October 17, 2012 / 12:03 AM / 7 years ago

Pandit seen leaving Citi without much of a parachute

(Reuters) - Vikram Pandit may leave Citigroup Inc without a rich exit package, compensation experts say, although final terms of his departure likely will not be known for several days.

Pandit, who stepped down as chief executive of the bank on Tuesday after months of tensions with the board, is not eligible for a “golden parachute” - a pre-negotiated severance payout - according to Citigroup’s most recent annual proxy filing.

Still, as is typical in departures of high-profile CEOs, the company may end up hammering out a financial arrangement with Pandit that would include agreements not to disparage or compete against the bank, executive pay experts said.
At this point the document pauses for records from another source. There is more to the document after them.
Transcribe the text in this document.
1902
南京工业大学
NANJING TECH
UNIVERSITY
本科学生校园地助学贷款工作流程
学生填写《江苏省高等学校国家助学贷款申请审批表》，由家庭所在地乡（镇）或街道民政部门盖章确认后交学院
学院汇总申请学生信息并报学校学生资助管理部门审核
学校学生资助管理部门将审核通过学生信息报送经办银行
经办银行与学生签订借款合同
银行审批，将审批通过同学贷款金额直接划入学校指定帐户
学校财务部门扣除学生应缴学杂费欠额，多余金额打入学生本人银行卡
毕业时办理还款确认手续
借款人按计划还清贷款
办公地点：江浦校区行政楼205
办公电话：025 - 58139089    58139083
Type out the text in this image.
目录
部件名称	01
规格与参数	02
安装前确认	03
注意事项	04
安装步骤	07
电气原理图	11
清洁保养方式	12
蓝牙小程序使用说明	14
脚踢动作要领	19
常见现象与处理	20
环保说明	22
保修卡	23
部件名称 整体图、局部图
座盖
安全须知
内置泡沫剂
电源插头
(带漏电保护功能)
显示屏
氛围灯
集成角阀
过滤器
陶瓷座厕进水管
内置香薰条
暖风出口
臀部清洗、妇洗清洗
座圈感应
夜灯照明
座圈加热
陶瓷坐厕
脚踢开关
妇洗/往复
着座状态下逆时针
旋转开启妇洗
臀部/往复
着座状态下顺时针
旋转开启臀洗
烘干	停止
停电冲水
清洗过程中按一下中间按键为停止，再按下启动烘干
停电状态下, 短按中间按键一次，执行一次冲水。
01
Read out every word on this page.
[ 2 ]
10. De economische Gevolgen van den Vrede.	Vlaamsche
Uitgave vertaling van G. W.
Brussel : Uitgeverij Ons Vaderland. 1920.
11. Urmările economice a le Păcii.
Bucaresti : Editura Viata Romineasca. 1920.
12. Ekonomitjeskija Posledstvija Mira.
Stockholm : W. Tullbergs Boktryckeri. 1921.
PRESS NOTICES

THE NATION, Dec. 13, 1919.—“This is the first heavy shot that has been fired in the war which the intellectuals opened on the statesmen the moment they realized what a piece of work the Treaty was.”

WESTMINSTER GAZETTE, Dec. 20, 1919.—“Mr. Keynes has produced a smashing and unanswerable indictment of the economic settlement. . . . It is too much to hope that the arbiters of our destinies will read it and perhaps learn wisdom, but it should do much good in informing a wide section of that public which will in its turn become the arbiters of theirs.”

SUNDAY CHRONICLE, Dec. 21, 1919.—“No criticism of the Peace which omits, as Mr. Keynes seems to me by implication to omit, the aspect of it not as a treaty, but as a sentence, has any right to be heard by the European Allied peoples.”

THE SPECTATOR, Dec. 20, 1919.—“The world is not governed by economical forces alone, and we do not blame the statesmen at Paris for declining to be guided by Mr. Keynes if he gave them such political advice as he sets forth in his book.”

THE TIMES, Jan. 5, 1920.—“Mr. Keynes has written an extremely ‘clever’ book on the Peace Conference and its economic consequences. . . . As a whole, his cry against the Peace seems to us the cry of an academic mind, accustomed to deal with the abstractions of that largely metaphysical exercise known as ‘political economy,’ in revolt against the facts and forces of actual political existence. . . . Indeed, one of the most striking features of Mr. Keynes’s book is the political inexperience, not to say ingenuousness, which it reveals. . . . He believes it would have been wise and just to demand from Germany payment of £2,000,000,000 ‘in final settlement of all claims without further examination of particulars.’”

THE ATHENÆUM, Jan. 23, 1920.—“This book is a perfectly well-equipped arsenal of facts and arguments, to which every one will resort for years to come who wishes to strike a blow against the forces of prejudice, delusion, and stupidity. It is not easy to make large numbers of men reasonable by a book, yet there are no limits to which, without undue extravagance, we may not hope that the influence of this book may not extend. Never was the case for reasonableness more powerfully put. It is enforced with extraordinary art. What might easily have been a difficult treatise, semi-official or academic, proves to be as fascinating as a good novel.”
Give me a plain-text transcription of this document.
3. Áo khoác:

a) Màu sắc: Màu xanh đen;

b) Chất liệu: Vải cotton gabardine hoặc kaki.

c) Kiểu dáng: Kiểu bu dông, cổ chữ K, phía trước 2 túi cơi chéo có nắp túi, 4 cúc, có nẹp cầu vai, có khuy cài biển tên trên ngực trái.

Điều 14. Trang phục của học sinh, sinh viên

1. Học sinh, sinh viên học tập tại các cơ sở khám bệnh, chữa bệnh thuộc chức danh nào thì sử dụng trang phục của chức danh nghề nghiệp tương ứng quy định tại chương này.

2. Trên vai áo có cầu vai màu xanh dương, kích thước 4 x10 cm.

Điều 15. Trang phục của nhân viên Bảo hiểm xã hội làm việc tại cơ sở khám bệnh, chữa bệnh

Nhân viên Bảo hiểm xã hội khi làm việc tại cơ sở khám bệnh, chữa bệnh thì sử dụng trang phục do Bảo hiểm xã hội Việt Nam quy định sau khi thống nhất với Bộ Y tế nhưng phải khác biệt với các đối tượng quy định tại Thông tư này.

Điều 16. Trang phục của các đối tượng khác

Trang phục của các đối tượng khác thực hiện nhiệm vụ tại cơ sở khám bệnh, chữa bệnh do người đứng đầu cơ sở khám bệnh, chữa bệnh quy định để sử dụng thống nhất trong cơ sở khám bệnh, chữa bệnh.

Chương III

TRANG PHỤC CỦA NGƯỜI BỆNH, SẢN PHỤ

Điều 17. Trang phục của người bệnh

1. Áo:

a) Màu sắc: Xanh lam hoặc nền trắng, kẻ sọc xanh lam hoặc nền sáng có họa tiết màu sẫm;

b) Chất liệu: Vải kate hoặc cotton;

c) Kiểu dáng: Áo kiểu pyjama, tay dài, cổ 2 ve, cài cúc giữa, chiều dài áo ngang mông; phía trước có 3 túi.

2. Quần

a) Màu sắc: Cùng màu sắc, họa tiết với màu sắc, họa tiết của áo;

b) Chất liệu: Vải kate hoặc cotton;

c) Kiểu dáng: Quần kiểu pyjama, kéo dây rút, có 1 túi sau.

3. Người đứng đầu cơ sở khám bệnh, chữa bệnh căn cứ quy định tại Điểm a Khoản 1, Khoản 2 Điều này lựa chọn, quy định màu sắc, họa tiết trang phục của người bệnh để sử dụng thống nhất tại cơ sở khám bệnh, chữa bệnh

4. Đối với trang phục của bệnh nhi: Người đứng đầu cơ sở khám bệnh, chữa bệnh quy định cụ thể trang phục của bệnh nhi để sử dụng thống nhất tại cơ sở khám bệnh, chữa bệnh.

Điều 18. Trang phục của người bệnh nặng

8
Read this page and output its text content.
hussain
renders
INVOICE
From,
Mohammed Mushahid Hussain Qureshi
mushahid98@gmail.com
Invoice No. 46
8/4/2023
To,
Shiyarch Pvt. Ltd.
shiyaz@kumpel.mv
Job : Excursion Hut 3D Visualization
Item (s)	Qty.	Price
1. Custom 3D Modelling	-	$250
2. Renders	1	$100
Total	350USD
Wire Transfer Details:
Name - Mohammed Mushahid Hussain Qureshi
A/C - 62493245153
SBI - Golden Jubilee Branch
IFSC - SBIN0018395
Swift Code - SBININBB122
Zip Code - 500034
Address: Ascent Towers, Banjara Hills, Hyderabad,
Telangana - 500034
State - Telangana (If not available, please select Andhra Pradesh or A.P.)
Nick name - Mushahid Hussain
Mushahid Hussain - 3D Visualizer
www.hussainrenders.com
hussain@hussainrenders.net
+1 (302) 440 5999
Generous CEO exit packages have become a lightning rod for some investors in recent years. At the same time, Pandit’s pay has riled many Citigroup shareholders, who rejected his proposed annual compensation in a non-binding “say on pay” vote earlier this year.

The Citigroup board is likely feeling pressure to rein in any further payouts to Pandit, said Mark Borges, a compensation consultant with pay consultancy Compensia.

“If they don’t whip him on the way out, they will be second-guessed,” he said.

The company declined to comment on financial terms of Pandit’s departure, and he did not immediately respond to requests for comment on the matter. In an earlier interview with Reuters, Pandit said the decision to leave was his own and he had been contemplating the exit for some time.

Pandit arrived at the bank in 2007 when it bought his Old Lane Partners hedge fund, landing him $165 million in the deal.

Pandit accepted a $1 salary starting in 2009, after the financial crisis that led to a government bailout of the bank. After Citigroup repaid the bailout funds, his annual salary jumped to $1.67 million in 2011. He was awarded a bonus, options and other payments that year potentially worth about $13.2 million.

This spring, Citigroup shareholders took the unusual step of rejecting a proposed compensation plan for Pandit and other top executives in the say-on-pay vote. Citigroup Chairman Michael O’Neill said late Tuesday that pay issues were “categorically” not the reason for Pandit’s departure.

Pandit holds bundles of Citigroup stock options, but the bank’s languishing share price has left many of them worthless. He has options granted in 2008 to buy 225,000 shares, but the options are priced at $244 per share and higher. He has options granted last year priced at $41.50 that started vesting in May, but even these are more than 10 percent above Citigroup’s current stock price of $37.25.

“Most of what he will leave behind is not actually worth anything at all at the moment,” said Paul Hodgson, chief research analyst at GMI Ratings, a corporate governance ratings agency.

Borges said companies often allow departing executives to exercise options up to 60 days after they depart. After that, they usually lose them.

Citigroup has a long-term incentive plan, but Pandit forfeits any awards under the plan by departing before the plan ends, according to the company’s proxy statement. Pandit has no pension plan, and leaves with $21.5 million in stock that he already owns, though Hodgson said two-thirds of that is subject to restrictions.

Borges said Pandit’s surprise departure may mean his severance package was not negotiated before he left and that the bank’s advisers were working “around the clock” to finalize the agreement.

Under a separation plan, the bank could allow Pandit to accelerate his options, receive payments under the long-term incentive plan or negotiate a pro-rated 2012 bonus.

Under federal securities rules, Borges said, public companies are required to disclose material agreements with their CEOs and they are required to disclose executive departures. They have four days to do that under Securities and Exchange Commission rules.

Citigroup said in a securities filing on Monday that Pandit’s replacement, Michael Corbat, will receive a salary of $1.5 million.